3:42 pm: Charles Barron follows Recchia: “I hate to break up a party, but…” He declares the rezoning to be “a plan to make Coney Island more attractive for the business community” (applause from the peanut gallery in the balcony) and adds, “I’m encouraging my colleagues to do what I know they’re not going to do: Vote no.”

There is another option here, which would be to amend the rezoning bill — say, by increasing the size of the amusement district, as the Save Coney Island folks in the balcony are urging — and send it back to the City Planning Commission. That’s not likely going to happen either, though.

3:50 pm:: Crazy Tony Avella gives a brief, impassioned speech that touches on the dysfunctional land-use process (“We wind up tweaking the application as much as possible, but it’s not really a cooperative relationship”), and says at minimum the council needed to “get rid of the hotels on the south side of Shore Road [Surf Avenue, presumably], and expand the amusement area.” Accordingly, he says, “I have to vote no.”

And now we’re on to the roll call vote…

4:19 pm: The vote is in: 44 in favor, two (Avella and Barron) opposed, and one, Rosie Mendez, who said she’s unhappy with the plan but didn’t vote against it out of respect for Recchia. (Everything else on the agenda passed unanimously, if you were waiting breathlessly for the result of the bicycle-parking vote.)

So. now what happens? The rezoning is in place: Hotel towers on the south side of Surf Avenue, and apartment buildings on the north, are officially on the books. What’s not in place is a deal by the city with Joe Sitt to buy his land in the amusement district; if the stalemate holds, the state legislature is almost certainly not going to alienate the “parkland” of the Cyclones stadium parking lot — which means Taconic Investment doesn’t get to build its housing development there. And the stalemate remains in the amusement district, as well, with Sitt getting to hold onto the former Astroland site, among others, and wait for a better offer.

Sitt, meanwhile, can start work demolishing the Henderson building on Stillwell Avenue, if he likes, and begin putting up one of the newly allowed hotel towers. In fact, it appears that the city’s last-minute downscaling of the amusement district was a terrible misplay: By okaying a hotel on Sitt’s land before getting him to give up the amusement district, the city has effectively given up any leverage it had over the developer — especially since as part of Recchia’s amendments adopted last week, the city agreed not to use eminent domain to obtain any land in the amusement district.

It’s always possible, of course, that Sitt and the city will soon arrive at a sale figure, that the city will then declare that all the land from the Bowery to the Boardwalk will be dedicated to amusements, not to Chuck E. Cheeses, and that mermaids will dance in the streets 365 days a year. If you believe that, though, I have a giant rat to sell you.
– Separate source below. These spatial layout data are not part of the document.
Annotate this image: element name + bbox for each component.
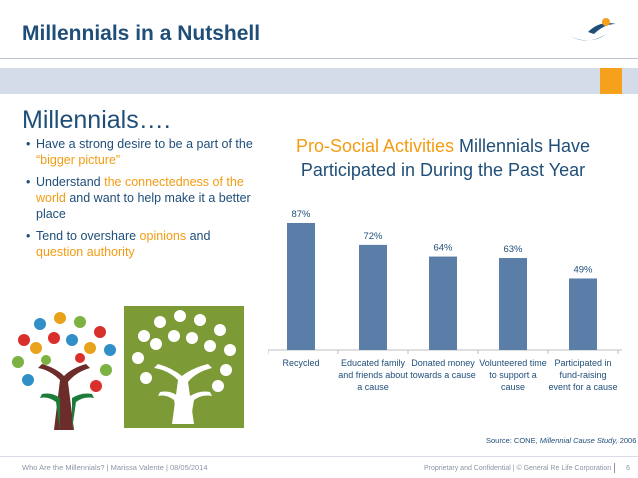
category-label-line: Educated family [341, 358, 406, 368]
bullet-highlight: question authority [36, 245, 135, 259]
category-label: Recycled [282, 358, 319, 368]
bar [429, 256, 457, 350]
header-divider [0, 58, 638, 59]
section-title: Millennials…. [22, 106, 171, 134]
bullet-highlight: “bigger picture” [36, 153, 121, 167]
data-label: 72% [363, 231, 383, 242]
bullet-text: Have a strong desire to be a part of the [36, 137, 253, 151]
data-label: 87% [291, 209, 311, 220]
bullet-text: and want to help make it a better place [36, 191, 251, 221]
source-year: 2006 [617, 436, 637, 445]
category-label-line: to support a [489, 370, 537, 380]
chart-title-text: Millennials Have Participated in During … [300, 136, 591, 180]
tree-of-hands-icon [12, 312, 116, 430]
data-label: 64% [433, 243, 453, 254]
bar-chart: 87% Recycled 72% Educated family and friends… [268, 209, 622, 392]
bullet-item: Tend to overshare opinions and question … [26, 228, 256, 260]
chart-title: Pro-Social Activities Millennials Have P… [268, 134, 618, 182]
category-label: Participated in fund-raising event for a c… [548, 358, 617, 392]
footer-separator [614, 463, 616, 473]
bullet-text: Understand [36, 175, 105, 189]
chart-title-highlight: Pro-Social Activities [295, 136, 454, 156]
category-label-line: Volunteered time [479, 358, 547, 368]
category-label-line: Participated in [554, 358, 611, 368]
bullet-item: Have a strong desire to be a part of the… [26, 136, 256, 168]
bullet-text: and [186, 229, 211, 243]
bullet-highlight: opinions [139, 229, 187, 243]
source-prefix: Source: CONE, [486, 436, 540, 445]
category-label-line: towards a cause [410, 370, 476, 380]
footer-copyright: Proprietary and Confidential | © General… [424, 464, 612, 472]
bar [499, 258, 527, 350]
swoosh-logo-icon [570, 18, 616, 41]
bullet-highlight: the connectedness of the world [36, 175, 244, 205]
category-label: Educated family and friends about a cause [338, 358, 408, 392]
footer-right: Proprietary and Confidential | © General… [424, 463, 630, 473]
category-label-line: Donated money [411, 358, 475, 368]
category-label-line: a cause [357, 382, 389, 392]
category-label-line: and friends about [338, 370, 408, 380]
tree-of-hands-green-icon [124, 306, 244, 428]
footer-divider [0, 456, 638, 457]
bar [287, 222, 315, 350]
source-title: Millennial Cause Study, [539, 436, 618, 445]
category-label-line: Recycled [282, 358, 319, 368]
header-title: Millennials in a Nutshell [22, 22, 261, 45]
category-label: Volunteered time to support a cause [479, 358, 547, 392]
bullet-item: Understand the connectedness of the worl… [26, 174, 256, 222]
bar [569, 278, 597, 350]
bar [359, 244, 387, 350]
bullet-text: Tend to overshare [36, 229, 140, 243]
category-label-line: event for a cause [548, 382, 617, 392]
accent-block [600, 68, 622, 94]
page-number: 6 [626, 464, 631, 472]
category-label-line: fund-raising [559, 370, 606, 380]
footer-left: Who Are the Millennials? | Marissa Valen… [22, 463, 208, 472]
data-label: 63% [503, 244, 523, 255]
data-label: 49% [573, 264, 593, 275]
header-band [0, 68, 638, 94]
bullet-list: Have a strong desire to be a part of the… [26, 136, 256, 266]
category-label: Donated money towards a cause [410, 358, 476, 380]
category-label-line: cause [501, 382, 525, 392]
source-note: Source: CONE, Millennial Cause Study, 20… [486, 436, 636, 445]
4:35 pm: …or maybe not. Coney Island USA’s Dick Zigun, speaking in the lobby after the vote, reports that “There is apparently an agreement in place between the city and Thor Equities to buy at least some of Thor’s property” — though it’s unknown how much (Curbed says all of it, but Charles Bagli says just six of his ten acres), or whether there’s a provision that would maintain a certain amount of land for amusements. Now, it appears, is when we see if rats can fly.